On congressmen's term-lengths, which also follow an Erlang
distribution, they were spot on.

Indeed, one of the most impressive
things Dr Griffiths and Dr Tenenbaum have shown is the range of
distributions the mind can cope with. Besides Erlang, they
tested people with examples of normal distributions, power-law
distributions and, in the case of baking cakes, a complex and
irregular distribution. They found that people could cope
equally well with all of them, cakes included. Indeed, they are
so confident of their method that they think it could be
reversed in those cases where the shape of a distribution in the
real world is still a matter of debate.

To prove the point, they actually did
such a reversal in the case of telephone-queue waiting times.
Traditionally, these have been assumed to follow a Poisson
distribution, but some recent research suggests they actually
follow a power law. Analysing the participants' responses
suggests that a power law, indeed, it is.

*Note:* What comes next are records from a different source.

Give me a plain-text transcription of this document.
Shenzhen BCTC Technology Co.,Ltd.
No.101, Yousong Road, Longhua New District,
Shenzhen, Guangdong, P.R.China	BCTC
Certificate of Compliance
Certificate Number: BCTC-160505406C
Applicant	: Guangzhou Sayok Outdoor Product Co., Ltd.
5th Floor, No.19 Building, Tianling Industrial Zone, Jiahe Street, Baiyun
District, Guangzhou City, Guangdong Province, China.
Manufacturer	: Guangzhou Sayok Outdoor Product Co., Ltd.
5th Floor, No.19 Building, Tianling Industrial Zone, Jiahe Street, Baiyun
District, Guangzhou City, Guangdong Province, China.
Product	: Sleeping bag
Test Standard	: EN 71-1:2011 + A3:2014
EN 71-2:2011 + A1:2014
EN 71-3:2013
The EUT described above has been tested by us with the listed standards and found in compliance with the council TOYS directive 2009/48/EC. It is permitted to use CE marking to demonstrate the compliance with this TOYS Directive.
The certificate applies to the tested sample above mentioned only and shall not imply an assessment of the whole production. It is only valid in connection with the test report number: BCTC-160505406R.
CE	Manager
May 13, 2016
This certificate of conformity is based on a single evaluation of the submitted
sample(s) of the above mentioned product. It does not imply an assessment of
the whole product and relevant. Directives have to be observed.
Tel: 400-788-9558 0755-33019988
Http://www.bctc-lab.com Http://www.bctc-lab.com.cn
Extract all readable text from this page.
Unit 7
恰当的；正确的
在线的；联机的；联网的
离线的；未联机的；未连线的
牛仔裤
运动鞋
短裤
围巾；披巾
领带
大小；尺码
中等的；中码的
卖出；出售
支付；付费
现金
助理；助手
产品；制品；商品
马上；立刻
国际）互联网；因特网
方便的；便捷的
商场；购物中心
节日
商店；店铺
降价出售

How the priors are themselves
constructed in the mind has yet to be investigated in detail.
Obviously they are learned by experience, but the exact process
is not properly understood. Indeed, some people suspect that the
parsimony of *Bayesian* reasoning leads
occasionally to it going spectacularly awry, with whatever
process it is that forms the priors getting further and further
off-track rather than converging on the correct distribution.